While bananas do not specifically affect weight loss, they do have properties that can help a person manage their body weight, such as high fiber content. Unripe bananas contain resistant starch, which can help make people feel fuller for longer periods.
25-30g of protein per meal is a good target for most people, which is approximately 4-5 eggs. This should be one of many meal variations.
Bananas are great for gaining weight, building muscles and for getting six-pack abs.
Just one tablespoon of peanut butter has four grams of protein, making it a good source of protein for building muscle.
But did you know bananas can also help you sleep? It turns out; this beloved fruit is the perfect sleep aid. It provides several vitamins and minerals that can improve the quality of your sleep. Bananas reduce stress and anxiety, alleviate muscle cramps, and regulate your sleep-wake cycle with serotonin and melatonin.

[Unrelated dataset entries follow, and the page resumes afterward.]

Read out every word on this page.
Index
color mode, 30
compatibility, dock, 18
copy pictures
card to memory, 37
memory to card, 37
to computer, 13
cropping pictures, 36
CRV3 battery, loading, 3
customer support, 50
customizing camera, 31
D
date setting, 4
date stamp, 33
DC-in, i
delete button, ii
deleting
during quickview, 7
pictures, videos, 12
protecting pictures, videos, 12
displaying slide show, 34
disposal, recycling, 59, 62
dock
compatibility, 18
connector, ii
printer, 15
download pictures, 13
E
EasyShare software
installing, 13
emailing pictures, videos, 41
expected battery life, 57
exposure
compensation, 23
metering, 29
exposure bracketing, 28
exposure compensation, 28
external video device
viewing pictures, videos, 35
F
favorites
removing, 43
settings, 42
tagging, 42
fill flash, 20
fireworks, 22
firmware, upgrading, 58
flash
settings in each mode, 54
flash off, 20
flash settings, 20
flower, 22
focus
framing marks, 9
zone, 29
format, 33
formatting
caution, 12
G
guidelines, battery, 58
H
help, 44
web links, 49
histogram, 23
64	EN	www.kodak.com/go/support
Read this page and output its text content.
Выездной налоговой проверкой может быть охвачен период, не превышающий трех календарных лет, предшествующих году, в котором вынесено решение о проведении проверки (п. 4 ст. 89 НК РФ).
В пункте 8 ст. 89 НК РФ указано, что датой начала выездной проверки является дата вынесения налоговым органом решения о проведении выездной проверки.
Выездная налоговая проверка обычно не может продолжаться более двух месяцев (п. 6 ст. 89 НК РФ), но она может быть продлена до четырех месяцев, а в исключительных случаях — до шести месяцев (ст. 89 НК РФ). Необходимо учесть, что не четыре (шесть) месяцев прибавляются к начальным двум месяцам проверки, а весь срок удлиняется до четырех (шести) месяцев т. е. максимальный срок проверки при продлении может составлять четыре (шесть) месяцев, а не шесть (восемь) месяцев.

You don't eat enough protein
The reason: protein contains amino acids, the compounds that help build and repair muscle tissue. “If you don't consume enough amino acids it can hinder your muscle growth,” warns White. The fix: White suggests shooting for 1.2 to 1.7 grams of protein per kilogram of bodyweight each day.
When you struggle to gain muscle, it is often a combination of a lack of training stimulus (not training enough, not training hard enough, or poor technique), not eating enough, and poor consistency. To encourage muscle growth, you must give your muscles a reason to adapt and enough energy (calories) to do so.
Poor muscle recovery
Eating after a workout will provide the energy necessary for metabolic processes to trigger muscle repair. Failing to eat at this time will, therefore, hinder muscle repair and leave the muscles achier. Protein-rich foods are helpful in supporting muscle recovery.
Even if you manage to push through a workout made difficult by a lack of fuel, your muscles can't rebuild, and your body may even resort to using the protein from your muscles themselves. Runners that chronically underfuel and overtrain are at risk of developing Relative Energy Deficiency in Sport (RED-S).
Packed with protein, healthy fats, and fibre, peanut butter is a perfect post-workout snack that can provide you with the necessary nutrients to replenish your energy and repair muscle tissues.